When funds are spent, the burden of care inevitably falls back onto an individual’s family, further adding to the poor mental and physical health, underemployment and unemployment, financial hardship, and limited support of carers of family members with a disability, as reported by Ben Edward and his coauthors in the 2008 Australian Institute of Family Studies report, The Nature and Impact of Caring for Family Members with a Disability in Australia. The 2005 PricewaterhouseCoopers report further proposed that many claimants “double dip” into existing social welfare and disability services, which are already under strain to respond to the high levels of unmet care needs of uncompensable adult Australians with acquired disabilities. Although the current federal government has gone some way to address the historically low levels of funding to support people with disabilities and their carers in Australia, through doubling it’s funding for disability services, it remains to be seen whether this will be adequate to meet current unmet care needs. People with acquired disabilities and their carers may have little faith that successive governments will match this level of commitment.
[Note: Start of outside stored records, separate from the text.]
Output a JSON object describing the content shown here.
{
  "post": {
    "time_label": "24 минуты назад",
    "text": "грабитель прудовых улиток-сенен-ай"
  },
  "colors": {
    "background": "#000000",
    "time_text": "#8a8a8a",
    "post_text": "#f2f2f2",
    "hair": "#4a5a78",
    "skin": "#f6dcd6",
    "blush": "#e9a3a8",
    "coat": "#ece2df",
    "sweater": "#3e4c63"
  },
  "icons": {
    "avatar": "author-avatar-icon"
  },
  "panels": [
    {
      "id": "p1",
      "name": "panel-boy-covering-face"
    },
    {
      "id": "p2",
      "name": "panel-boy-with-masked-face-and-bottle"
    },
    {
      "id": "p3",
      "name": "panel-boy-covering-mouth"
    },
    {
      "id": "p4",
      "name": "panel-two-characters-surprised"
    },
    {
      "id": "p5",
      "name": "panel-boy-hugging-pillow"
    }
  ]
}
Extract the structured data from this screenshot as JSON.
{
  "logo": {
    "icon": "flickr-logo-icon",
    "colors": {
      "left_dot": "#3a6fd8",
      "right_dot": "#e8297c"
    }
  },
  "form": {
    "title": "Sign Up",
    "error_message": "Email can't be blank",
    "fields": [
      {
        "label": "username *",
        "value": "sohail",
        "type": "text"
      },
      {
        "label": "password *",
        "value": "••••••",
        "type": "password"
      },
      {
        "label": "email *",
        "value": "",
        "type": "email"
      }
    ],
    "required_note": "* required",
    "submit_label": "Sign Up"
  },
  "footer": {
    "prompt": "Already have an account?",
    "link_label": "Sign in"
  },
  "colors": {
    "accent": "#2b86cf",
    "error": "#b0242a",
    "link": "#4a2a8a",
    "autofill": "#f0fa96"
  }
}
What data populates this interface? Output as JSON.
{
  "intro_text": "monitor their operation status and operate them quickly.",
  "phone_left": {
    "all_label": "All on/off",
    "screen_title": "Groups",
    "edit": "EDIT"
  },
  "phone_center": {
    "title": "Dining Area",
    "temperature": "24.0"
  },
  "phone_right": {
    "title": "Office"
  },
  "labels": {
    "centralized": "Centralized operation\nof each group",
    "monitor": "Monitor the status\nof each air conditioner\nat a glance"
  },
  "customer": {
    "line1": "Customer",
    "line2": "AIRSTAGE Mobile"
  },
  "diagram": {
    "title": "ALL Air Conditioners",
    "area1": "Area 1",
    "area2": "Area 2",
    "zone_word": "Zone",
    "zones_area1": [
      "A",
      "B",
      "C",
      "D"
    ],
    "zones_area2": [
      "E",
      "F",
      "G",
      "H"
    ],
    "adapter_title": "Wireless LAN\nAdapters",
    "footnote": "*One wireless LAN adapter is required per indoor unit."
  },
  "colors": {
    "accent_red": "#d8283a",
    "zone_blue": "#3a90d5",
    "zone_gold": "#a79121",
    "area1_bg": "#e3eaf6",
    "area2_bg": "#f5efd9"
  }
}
Clearly, a better system for meeting the cost of lifetime care for adults with acquired disabilities is needed. The proposed National Disability Insurance Scheme is a viable alternative to our existing systems of funding for people with severe acquired disabilities. The Transport Accident Commission of Victoria has successfully developed a sustainable model to meet the long term care needs of people sustaining severe injuries in transport accidents under its “no fault” Lifetime Support Model. A National Disability Insurance Scheme built around such a model will go a long way towards allaying fears that state and territory governments will not have the capacity to respond to the rising costs of care in the Australian community,  and ultimately to ensuring the health and wellbeing of people with severe disabilities and their carers living in Australia. •

Rosamund Harrington is a Senior Occupational Therapist and is completing a PhD with the Lifetime Care and Support Project at the University of Queensland.